O nosso corpo é um espaço onde cabem infinitos universos. Percebo que quanto mais semeados forem estes universos maior será a nossa capacidade de criar, de compreender e de amar. E de brincar. Muitos adultos não sabem (mais) e grande parte dos professores não percebeu ainda que a vida não é para ser levada tão a sério. É para ser brincada. Se não for divertido, nada vale à pena. E tudo o que ensinamos nas escolas, geografia, história, física, química, biologia, matemática, se não forem objetos de prazer, joguem no lixo, por favor. Quando brincamos, acredito eu, temos uma amostra do paraíso e, em verdade vos digo, a minha sala de aula é o Meu Paraíso.
Dizem que o trabalho enobrece. Mas não é que vemos por aí. Temos uma sociedade plena de adultos cansados, com preguiça de ler e de pensar e incapazes de criar. Que lindo seria se a única finalidade do saber adulto fosse permitir que a criança que mora em nós continue a se divertir, não? Pois então, não tenho absolutamente nada a reclamar de minha profissão e de meus alunos. Tenho me divertido um tanto dentro de sala de aula e quebrado, grazadeus, muitos paradigmas. A criatividade é muito estimulada em meus alunos e com eles sinto-me dentro de um parque de diversão.

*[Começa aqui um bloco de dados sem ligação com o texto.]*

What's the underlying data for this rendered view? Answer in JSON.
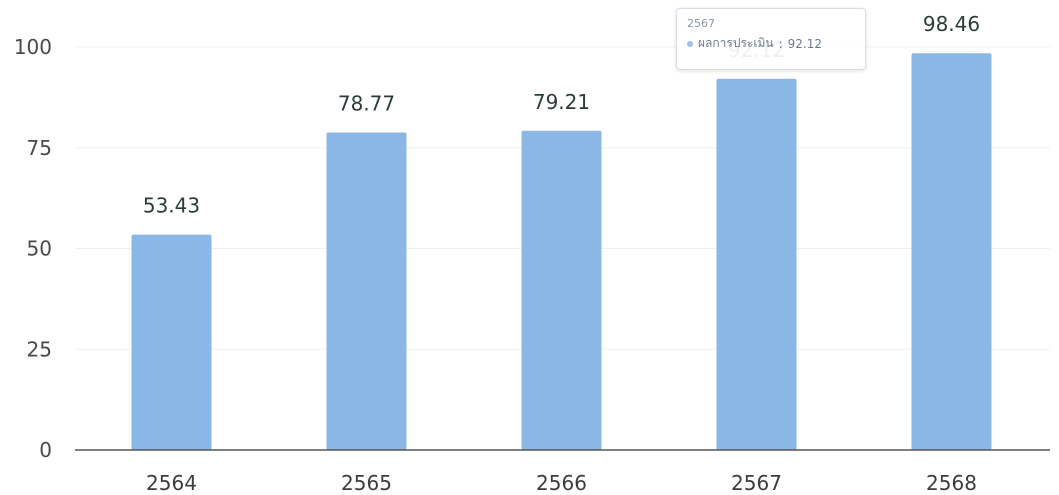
{
  "chart_data": {
    "type": "bar",
    "categories": [
      "2564",
      "2565",
      "2566",
      "2567",
      "2568"
    ],
    "series": [
      {
        "name": "ผลการประเมิน",
        "values": [
          53.43,
          78.77,
          79.21,
          92.12,
          98.46
        ]
      }
    ],
    "data_labels": [
      "53.43",
      "78.77",
      "79.21",
      "92.12",
      "98.46"
    ],
    "ylim": [
      0,
      100
    ],
    "yticks": [
      0,
      25,
      50,
      75,
      100
    ],
    "xlabel": "",
    "ylabel": "",
    "grid": true,
    "bar_color": "#8ab7e6"
  },
  "tooltip": {
    "title": "2567",
    "series_name": "ผลการประเมิน",
    "value": "92.12",
    "dot_color": "#9ec3ea"
  }
}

Então, quando enuncio uma teoria, por exemplo, mostrando o quão criativo foi o trabalho do cientista ou do filósofo natural que a elaborou, geralmente, um aluno sempre me pergunta: Mas isso é verdade? É assim mesmo que acontece? E eu lá que vou saber?, respondo sempre. Está lhe parecendo razoável tudo isso?, provoco. Nesta hora, o aluno tem dúvidas e mais perguntas. Que bom. O aluno está pensando, refletindo.

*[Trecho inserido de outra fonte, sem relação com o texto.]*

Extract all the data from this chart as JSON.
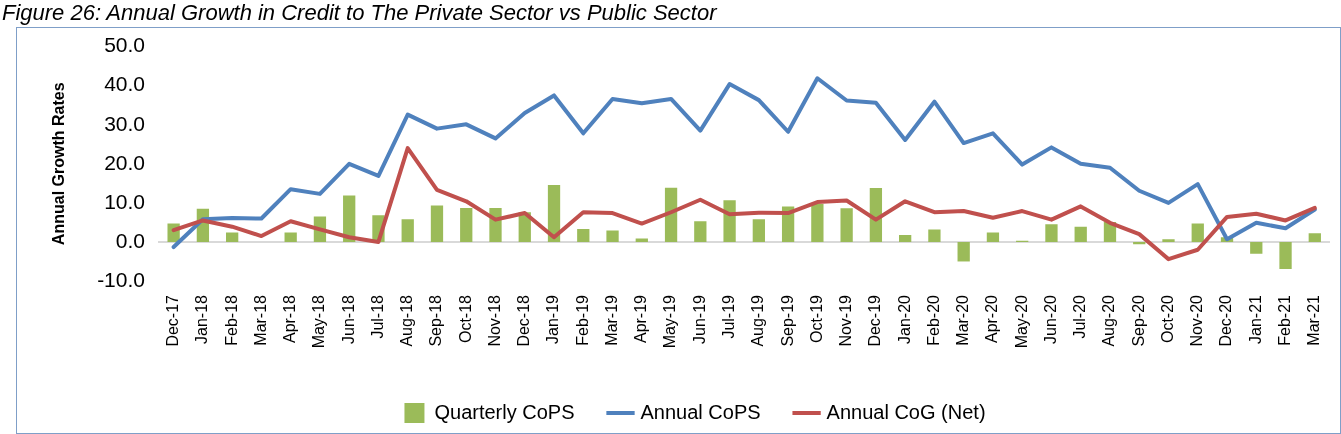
{
  "chart_data": {
    "type": "bar",
    "title": "Figure 26: Annual Growth in Credit to The Private Sector vs Public Sector",
    "ylabel": "Annual Growth Rates",
    "categories": [
      "Dec-17",
      "Jan-18",
      "Feb-18",
      "Mar-18",
      "Apr-18",
      "May-18",
      "Jun-18",
      "Jul-18",
      "Aug-18",
      "Sep-18",
      "Oct-18",
      "Nov-18",
      "Dec-18",
      "Jan-19",
      "Feb-19",
      "Mar-19",
      "Apr-19",
      "May-19",
      "Jun-19",
      "Jul-19",
      "Aug-19",
      "Sep-19",
      "Oct-19",
      "Nov-19",
      "Dec-19",
      "Jan-20",
      "Feb-20",
      "Mar-20",
      "Apr-20",
      "May-20",
      "Jun-20",
      "Jul-20",
      "Aug-20",
      "Sep-20",
      "Oct-20",
      "Nov-20",
      "Dec-20",
      "Jan-21",
      "Feb-21",
      "Mar-21"
    ],
    "series": [
      {
        "name": "Quarterly CoPS",
        "color": "#9bbb59",
        "values": [
          4.7,
          8.5,
          2.4,
          null,
          2.4,
          6.5,
          11.9,
          6.8,
          5.8,
          9.3,
          8.7,
          8.7,
          7.6,
          14.6,
          3.3,
          2.9,
          0.9,
          13.9,
          5.3,
          10.7,
          5.8,
          9.1,
          9.7,
          8.6,
          13.8,
          1.8,
          3.2,
          -5.0,
          2.4,
          0.3,
          4.5,
          3.9,
          5.1,
          -0.6,
          0.7,
          4.7,
          1.2,
          -3.0,
          -6.9,
          2.2
        ]
      },
      {
        "name": "Annual CoPS",
        "type": "line",
        "color": "#4f81bd",
        "values": [
          -1.3,
          5.8,
          6.1,
          6.0,
          13.5,
          12.3,
          20.0,
          16.9,
          32.6,
          29.0,
          30.1,
          26.5,
          33.0,
          37.5,
          27.8,
          36.6,
          35.5,
          36.6,
          28.5,
          40.4,
          36.3,
          28.2,
          41.9,
          36.2,
          35.6,
          26.1,
          35.9,
          25.3,
          27.8,
          19.8,
          24.2,
          20.0,
          19.0,
          13.1,
          10.0,
          14.8,
          0.7,
          4.9,
          3.5,
          8.3
        ]
      },
      {
        "name": "Annual CoG (Net)",
        "type": "line",
        "color": "#c0504d",
        "values": [
          3.0,
          5.5,
          3.9,
          1.5,
          5.3,
          3.2,
          1.2,
          0.0,
          24.0,
          13.3,
          10.4,
          5.7,
          7.4,
          1.2,
          7.6,
          7.4,
          4.7,
          7.6,
          10.8,
          7.1,
          7.5,
          7.4,
          10.2,
          10.6,
          5.7,
          10.4,
          7.6,
          7.9,
          6.2,
          7.9,
          5.7,
          9.1,
          4.9,
          2.0,
          -4.4,
          -2.0,
          6.4,
          7.2,
          5.5,
          8.7
        ]
      }
    ],
    "ylim": [
      -10,
      50
    ],
    "yticks": [
      {
        "value": -10,
        "label": "-10.0"
      },
      {
        "value": 0,
        "label": "0.0"
      },
      {
        "value": 10,
        "label": "10.0"
      },
      {
        "value": 20,
        "label": "20.0"
      },
      {
        "value": 30,
        "label": "30.0"
      },
      {
        "value": 40,
        "label": "40.0"
      },
      {
        "value": 50,
        "label": "50.0"
      }
    ],
    "legend": "bottom",
    "marker": "none"
  }
}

Por fim, sou atéia, mas sugiro que inspiremo-nos em Jesus e parafraseemo-lo: Ame o seu aluno como a si mesmo e não faça com ele o que você não gostaria que fizessem com você. Assim seguindo, concluo que não estou mais aqui para ensinar a tarefa sem brilho e sem graça de repetir respostas e sim para estimulá-los a perguntar. De uma certa forma, mostrar que, em geral, a ciência é construída pela ousadia dos que sonham. O conhecimento, para mim, tem que ser um mergulho pelo mar do desconhecido e não uma marcha em solos firmes. E são nas perguntas e nas dúvidas que se começa essa maravilhosa apnéia.
Feliz dia dos professores para todos que, como eu, são felizes todos os dias diante de seus alunos.